A Posteriori - Diane Landry, 2023

Landry also cultivates time. She lives it and devotes little effort to thinking about it. Since the mid-1990s, she has filled the time in her studio tinkering with her sculptures, dedicating herself almost exclusively to this inventive pursuit, working patiently and slowly. The rest of the time, she travels with her works or undertakes artist residencies all over the world. Before that, though, she studied and worked in natural science, including a stint in an agricultural research centre; she was even a mail carrier for a time. This likely explains why she has long been preoccupied by climate variability and warming. Her early kinetic works projected shadows and luminous reflections of found household objects; eventually, she added water bottles, plastic film and single-use utensils to the mix. The effect of her animated objects can be unsettling. In one sculpture, a single bulb affixed to a slider crank slowly advances inside a plastic laundry basket rimmed with recycled water bottles. The bulb projects a shadow of abstract, concentric patterns that expand, in a slow movement, to the entire space before contracting and returning to the centre. Even as we are utterly captivated by this harmonious, mandala-like projected form, the fact that these effects are produced by plastic objects gives us pause. This sensory contrast echoes the collective awakening that has been building since the turn of the current century: the climate emergency that every one of us now faces. The series, entitled The Blue Decline, addresses this political issue through an experience that evokes wonder, to which the artist has added a healthy dose of caustic humour.
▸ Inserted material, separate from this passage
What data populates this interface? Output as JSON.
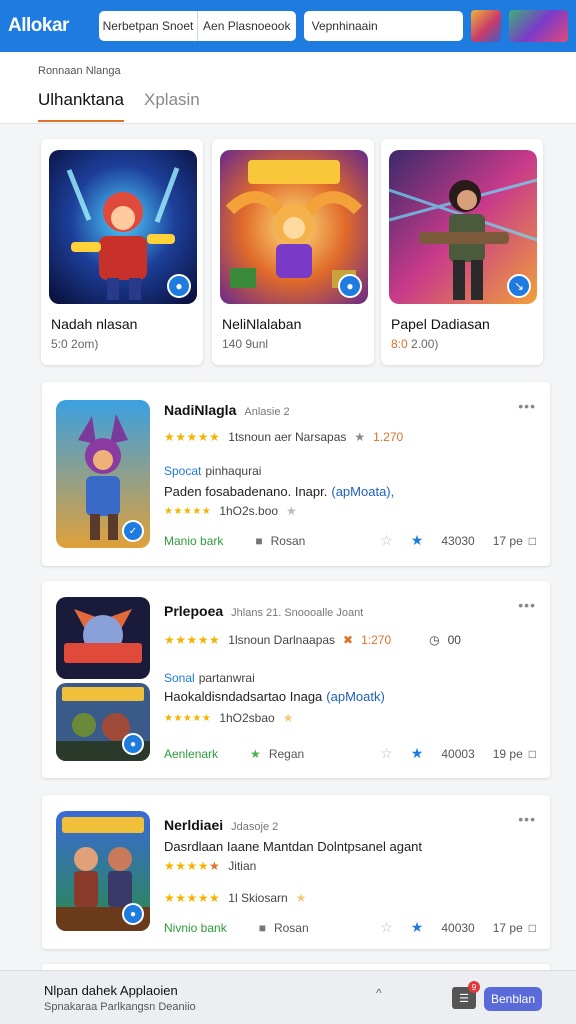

“All times are not alike nor do they always run the same way,” to quote Don Quixote. Time, at the scale of the environment, is not measured in years; it must be counted in thousands of years. The pace of our lives, which is bound up with innovations and economic growth, has resulted in unprecedented social acceleration. One cannot accelerate a society, however, without dire consequences for the preservation of lifeworlds. The video performance A Radio Silence, which Landry created in 2008, provides an allegorical figuration of this paradoxical time horizon–as Hartmut Rosa calls it–observable in the resulting stop-motion animation. The artist photographed herself over three different twenty-four-hour periods, once a minute, assuming the same pose each time, standing in front of the windows of the Québec Studio in New York, where she was completing a residency. Using video editing software, she condensed each twenty-four-hour span into a little less than eight minutes’ running time. The setting remains fixed, but the artist’s immobile body appears jerkily animated, as varying light levels reveal the passage of day and night. This startling acceleration of time inevitably brings to mind the alienating tempo that we are subjected to every day. Compounding this are the technological innovations designed to permit us to go even faster. That imperative of speed, Rosa explains, is “like being on a down escalator and trying to walk up it: if we don’t accelerate, if we don’t make the effort to hasten our step, we will fall behind.”2 This is no doubt why we seem to be running out of time as never before.

Time moves forward, rarely backward. But producing a retrospective exhibition means revisiting the past, (re)discovering works, reinstalling them, contextualizing them, renewing their meanings–all of which again and again refers to time. And to turning back time. This exhibition thus takes a look back at artist Diane Landry’s career, presenting emblematic kinetic installations, performance videos and Celestial Mechanics, her most recent production, designed especially for children. If time is often conceptualized as a line advancing inexorably, Landry’s art expresses other temporal horizons that are not measured, but are lived and felt.

Atelier de médiation dans l’exposition Diane Landry. Mécanique céleste, VOX, 2023
  1. This essay was informed among other things by a conversation with the artist via videoconference on February 21, 2023.

  2. Durand Folco, Jonathan, and Jean-Claude Ravet, “Entre aliénation et résonance : Entrevue avec Hartmut Rosa,” Relations, No. 808 (May–June 2020): 36. [Freely translated.]